L'équipe d'Argentine, championne du monde en titre, prépare sa défense du trophée au Mondial 2026

Trois mois avant le Qatar, personne ne donnait cher de la peau de l’Albiceleste. Vieillissante, dépendante d’un Messi en quête désespérée de son Graal, l’Argentine arrivait sans étiquette de favori. Nous connaissons la suite — une épopée culminant dans la finale la plus spectaculaire de l’histoire du Mondial. Aujourd’hui, la question qui obsède tous les parieurs se résume en un mot: bis repetita ? Dans mon analyse de l’Argentine pour la Coupe du Monde 2026, je vais disséquer les forces et les failles d’une équipe qui tente ce qu’aucune sélection n’a réussi depuis le Brésil de 1962 — conserver le titre mondial.

L’Albiceleste aborde ce tournoi nord-américain avec un statut radicalement différent de celui de 2022. Champion du monde, vainqueur de deux Copa América consécutives, l’Argentine n’a plus rien à prouver en termes de palmarès.
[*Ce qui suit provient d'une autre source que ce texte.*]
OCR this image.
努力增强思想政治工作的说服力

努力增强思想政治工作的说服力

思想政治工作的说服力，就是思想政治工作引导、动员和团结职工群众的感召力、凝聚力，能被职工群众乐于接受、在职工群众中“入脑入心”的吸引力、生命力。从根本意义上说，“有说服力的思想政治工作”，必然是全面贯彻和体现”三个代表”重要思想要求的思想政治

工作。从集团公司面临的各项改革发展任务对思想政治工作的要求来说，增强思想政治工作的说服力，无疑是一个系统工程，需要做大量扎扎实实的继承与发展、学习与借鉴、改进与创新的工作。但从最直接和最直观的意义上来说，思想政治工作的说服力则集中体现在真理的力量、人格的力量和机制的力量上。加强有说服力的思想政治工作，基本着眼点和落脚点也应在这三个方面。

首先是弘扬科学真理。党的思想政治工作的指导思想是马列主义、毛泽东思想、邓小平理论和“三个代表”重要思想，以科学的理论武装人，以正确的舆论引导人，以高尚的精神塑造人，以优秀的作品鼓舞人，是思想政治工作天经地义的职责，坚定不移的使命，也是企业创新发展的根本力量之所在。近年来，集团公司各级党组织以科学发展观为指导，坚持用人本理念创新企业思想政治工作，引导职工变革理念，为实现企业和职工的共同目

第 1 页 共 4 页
Mais ce confort a son revers: la pression du favori remplace la légèreté de l’outsider. Les bookmakers affichent une cote oscillant entre 5.50 et 6.00 pour le doublé — derrière la France et l’Angleterre, mais devant l’Espagne et le Brésil. Un positionnement qui reflète autant le respect pour le tenant que les interrogations sur sa capacité à se réinventer.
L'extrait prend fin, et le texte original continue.